解决方法：代码中，显示指定dtype=‘float16’

5.2. LLM支持的参数

model: The name or path of a HuggingFace Transformers model.
tokenizer: The name or path of a HuggingFace Transformers tokenizer.
tokenizer_mode: The tokenizer mode. "auto" will use the fast tokenizer if available, and "slow" will always use the slow tokenizer.

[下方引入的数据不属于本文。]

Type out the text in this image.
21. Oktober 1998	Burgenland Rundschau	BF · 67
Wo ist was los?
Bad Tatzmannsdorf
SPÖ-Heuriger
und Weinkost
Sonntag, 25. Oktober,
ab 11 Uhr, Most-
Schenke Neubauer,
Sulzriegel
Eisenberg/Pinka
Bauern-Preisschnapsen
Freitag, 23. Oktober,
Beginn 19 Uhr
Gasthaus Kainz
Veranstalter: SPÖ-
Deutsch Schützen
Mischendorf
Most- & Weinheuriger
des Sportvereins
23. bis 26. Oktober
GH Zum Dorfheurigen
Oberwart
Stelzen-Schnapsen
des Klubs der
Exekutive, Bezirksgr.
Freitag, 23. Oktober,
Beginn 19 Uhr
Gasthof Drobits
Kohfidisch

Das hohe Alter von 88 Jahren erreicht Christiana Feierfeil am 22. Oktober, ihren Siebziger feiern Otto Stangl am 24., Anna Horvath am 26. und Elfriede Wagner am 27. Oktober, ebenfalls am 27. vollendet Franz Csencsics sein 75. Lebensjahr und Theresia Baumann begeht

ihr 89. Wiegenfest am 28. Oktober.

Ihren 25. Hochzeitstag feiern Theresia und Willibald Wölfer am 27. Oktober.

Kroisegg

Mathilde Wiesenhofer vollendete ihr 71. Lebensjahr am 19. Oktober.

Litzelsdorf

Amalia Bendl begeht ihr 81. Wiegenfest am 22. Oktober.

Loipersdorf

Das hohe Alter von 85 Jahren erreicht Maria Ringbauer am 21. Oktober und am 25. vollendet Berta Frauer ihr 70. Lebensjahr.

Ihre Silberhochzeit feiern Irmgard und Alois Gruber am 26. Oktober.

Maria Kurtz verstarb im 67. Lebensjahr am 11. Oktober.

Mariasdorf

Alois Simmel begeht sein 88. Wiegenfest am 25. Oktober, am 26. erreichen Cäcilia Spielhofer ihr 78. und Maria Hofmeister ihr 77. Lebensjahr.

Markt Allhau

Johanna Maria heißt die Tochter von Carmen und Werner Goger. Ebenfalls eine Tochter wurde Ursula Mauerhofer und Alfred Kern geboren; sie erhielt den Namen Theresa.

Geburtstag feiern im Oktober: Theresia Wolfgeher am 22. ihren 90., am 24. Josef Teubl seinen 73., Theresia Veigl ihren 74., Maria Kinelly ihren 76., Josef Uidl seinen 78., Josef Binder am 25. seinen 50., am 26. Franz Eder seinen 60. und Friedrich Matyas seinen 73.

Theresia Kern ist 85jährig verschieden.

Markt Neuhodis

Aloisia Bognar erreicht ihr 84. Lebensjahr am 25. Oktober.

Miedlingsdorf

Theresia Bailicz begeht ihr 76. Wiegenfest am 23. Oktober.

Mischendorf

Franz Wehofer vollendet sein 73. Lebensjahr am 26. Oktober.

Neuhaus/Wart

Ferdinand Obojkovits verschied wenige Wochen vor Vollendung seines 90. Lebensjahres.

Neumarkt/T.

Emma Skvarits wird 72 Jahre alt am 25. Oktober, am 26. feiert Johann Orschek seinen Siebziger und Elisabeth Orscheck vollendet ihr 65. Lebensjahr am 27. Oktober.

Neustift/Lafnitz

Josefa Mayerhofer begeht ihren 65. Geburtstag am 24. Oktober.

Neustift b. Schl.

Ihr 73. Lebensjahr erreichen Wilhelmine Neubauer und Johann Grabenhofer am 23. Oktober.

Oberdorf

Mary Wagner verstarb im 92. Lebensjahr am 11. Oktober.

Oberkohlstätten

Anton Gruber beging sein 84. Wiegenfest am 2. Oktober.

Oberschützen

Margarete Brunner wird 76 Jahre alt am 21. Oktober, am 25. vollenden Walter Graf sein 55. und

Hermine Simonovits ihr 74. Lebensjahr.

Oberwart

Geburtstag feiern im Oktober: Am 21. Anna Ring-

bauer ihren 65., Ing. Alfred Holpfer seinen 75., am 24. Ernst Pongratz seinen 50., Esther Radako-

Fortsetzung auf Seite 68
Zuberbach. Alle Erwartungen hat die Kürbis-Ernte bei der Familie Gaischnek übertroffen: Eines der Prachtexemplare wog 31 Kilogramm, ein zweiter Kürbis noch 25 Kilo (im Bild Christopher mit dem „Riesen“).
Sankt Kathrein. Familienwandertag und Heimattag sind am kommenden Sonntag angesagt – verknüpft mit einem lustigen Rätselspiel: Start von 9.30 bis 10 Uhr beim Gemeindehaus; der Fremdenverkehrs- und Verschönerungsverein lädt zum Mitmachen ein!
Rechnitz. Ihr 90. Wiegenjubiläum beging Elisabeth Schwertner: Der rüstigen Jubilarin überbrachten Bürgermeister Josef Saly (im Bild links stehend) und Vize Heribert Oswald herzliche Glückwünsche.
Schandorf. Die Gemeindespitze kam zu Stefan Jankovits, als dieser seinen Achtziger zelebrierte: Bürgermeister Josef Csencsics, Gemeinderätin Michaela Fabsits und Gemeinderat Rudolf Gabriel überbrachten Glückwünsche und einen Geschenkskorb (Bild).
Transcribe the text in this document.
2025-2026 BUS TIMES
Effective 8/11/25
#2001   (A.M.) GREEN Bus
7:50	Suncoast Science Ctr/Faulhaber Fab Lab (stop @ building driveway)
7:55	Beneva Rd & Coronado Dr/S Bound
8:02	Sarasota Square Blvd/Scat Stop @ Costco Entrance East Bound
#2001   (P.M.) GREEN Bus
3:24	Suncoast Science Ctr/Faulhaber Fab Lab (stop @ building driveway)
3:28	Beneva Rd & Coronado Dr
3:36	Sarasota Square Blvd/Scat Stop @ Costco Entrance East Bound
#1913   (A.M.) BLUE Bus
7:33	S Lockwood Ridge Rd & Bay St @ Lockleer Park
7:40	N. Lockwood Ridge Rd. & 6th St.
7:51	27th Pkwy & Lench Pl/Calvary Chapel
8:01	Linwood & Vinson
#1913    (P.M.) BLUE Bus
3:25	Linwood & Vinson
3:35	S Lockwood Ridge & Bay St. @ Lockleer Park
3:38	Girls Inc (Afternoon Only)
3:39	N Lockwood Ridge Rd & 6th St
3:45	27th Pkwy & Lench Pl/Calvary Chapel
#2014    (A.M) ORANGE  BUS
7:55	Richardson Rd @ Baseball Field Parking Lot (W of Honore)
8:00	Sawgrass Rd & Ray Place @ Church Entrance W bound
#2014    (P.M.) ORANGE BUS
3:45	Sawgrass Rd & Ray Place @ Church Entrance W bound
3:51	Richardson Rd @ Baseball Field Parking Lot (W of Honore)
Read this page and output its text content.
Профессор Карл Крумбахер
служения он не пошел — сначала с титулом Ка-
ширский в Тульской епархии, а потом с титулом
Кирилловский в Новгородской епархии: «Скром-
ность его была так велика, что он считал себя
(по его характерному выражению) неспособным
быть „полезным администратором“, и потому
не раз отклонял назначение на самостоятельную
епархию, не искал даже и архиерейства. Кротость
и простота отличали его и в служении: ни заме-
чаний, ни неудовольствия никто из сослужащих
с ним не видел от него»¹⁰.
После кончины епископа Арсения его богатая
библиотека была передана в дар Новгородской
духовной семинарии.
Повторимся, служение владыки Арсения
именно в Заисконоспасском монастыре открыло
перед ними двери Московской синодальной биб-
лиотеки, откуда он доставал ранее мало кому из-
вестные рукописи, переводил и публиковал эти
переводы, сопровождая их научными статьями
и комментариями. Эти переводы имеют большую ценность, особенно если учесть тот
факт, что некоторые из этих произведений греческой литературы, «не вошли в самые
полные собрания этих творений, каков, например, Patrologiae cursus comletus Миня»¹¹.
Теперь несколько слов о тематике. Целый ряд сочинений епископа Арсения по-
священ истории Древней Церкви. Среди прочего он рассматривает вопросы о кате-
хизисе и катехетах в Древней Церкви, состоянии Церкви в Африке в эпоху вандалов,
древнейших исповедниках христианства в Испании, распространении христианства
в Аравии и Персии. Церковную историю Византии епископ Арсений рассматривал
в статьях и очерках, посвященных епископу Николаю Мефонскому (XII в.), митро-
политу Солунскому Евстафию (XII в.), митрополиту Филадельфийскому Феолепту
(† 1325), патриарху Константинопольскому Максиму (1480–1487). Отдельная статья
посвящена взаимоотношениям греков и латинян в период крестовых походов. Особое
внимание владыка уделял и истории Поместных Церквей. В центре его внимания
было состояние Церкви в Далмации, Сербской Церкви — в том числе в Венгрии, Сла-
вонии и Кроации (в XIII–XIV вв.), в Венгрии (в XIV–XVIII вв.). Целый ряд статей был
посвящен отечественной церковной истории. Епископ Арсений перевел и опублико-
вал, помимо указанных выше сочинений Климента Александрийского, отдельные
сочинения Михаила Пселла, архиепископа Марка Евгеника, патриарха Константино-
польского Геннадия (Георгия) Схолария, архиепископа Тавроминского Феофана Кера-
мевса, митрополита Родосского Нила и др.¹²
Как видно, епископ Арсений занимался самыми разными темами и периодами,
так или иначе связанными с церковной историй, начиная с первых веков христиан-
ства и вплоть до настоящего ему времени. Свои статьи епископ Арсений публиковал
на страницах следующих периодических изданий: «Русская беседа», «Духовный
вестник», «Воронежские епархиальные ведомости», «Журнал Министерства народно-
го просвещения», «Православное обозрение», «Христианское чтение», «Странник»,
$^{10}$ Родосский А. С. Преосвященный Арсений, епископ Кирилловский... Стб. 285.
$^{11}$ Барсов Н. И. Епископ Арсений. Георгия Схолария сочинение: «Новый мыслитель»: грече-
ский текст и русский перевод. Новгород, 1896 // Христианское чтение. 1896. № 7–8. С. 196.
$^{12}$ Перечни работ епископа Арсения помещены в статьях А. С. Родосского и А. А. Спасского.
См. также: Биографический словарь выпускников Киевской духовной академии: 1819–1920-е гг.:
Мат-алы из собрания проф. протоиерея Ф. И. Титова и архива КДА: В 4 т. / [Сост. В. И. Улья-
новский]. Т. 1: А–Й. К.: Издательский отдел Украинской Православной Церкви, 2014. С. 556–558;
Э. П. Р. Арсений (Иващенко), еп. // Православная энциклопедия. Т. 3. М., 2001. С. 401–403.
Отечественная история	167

skip_tokenizer_init: If true, skip initialization of tokenizer and detokenizer. Expect valid prompt_token_ids and None for prompt from the input.
trust_remote_code: Trust remote code (e.g., from HuggingFace) when downloading the model and tokenizer.
tensor_parallel_size: The number of GPUs to use for distributed execution with tensor parallelism.
dtype: The data type for the model weights and activations. Currently,we support `float32`, `float16`, and `bfloat16`. If `auto`, we use the `torch_dtype` attribute specified in the model config file. However, if the `torch_dtype` in the config is `float32`, we will use `float16` instead.
quantization: The method used to quantize the model weights. Currently,we support "awq", "gptq", and "fp8" (experimental).If None, we first check the `quantization_config` attribute in the model config file. If that is None, we assume the model weights are not quantized and use `dtype` to determine the data type of the weights.
revision: The specific model version to use. It can be a branch name,a tag name, or a commit id.
tokenizer_revision: The specific tokenizer version to use. It can be a branch name, a tag name, or a commit id.
seed: The seed to initialize the random number generator for sampling.
gpu_memory_utilization: The ratio (between 0 and 1) of GPU memory to reserve for the model weights, activations, and KV cache. Highervalues will increase the KV cache size and thus improve the model's throughput. However, if the value is too high, it may cause out-of-memory (OOM) errors.
swap_space: The size (GiB) of CPU memory per GPU to use as swap space. This can be used for temporarily storing the states of the requests when their `best_of` sampling parameters are larger than 1. If all requests will have `best_of=1`, you can safely set this to 0.Otherwise, too small values may cause out-of-memory (OOM) errors.
cpu_offload_gb: The size (GiB) of CPU memory to use for offloading the model weights. This virtually increases the GPU memory space you can use to hold the model weights, at the cost of CPU-GPU data transfer for every forward pass.
enforce_eager: Whether to enforce eager execution. If True, we will disable CUDA graph and always execute the model in eager mode.If False, we will use CUDA graph and eager execution in hybrid.
max_context_len_to_capture: Maximum context len covered by CUDA graphs.When a sequence has context length larger than this, we fall back to eager mode (DEPRECATED. Use `max_seq_len_to_capture` instead).
max_seq_len_to_capture: Maximum sequence len covered by CUDA graphs.When a sequence has context length larger than this, we fall back to eager mode. Additionally for encoder-decoder models, if the sequence length of the encoder input is larger than this, we fall back to the eager mode.
disable_custom_all_reduce: See ParallelConfig **kwargs: Arguments for :class:`~vllm.EngineArgs`.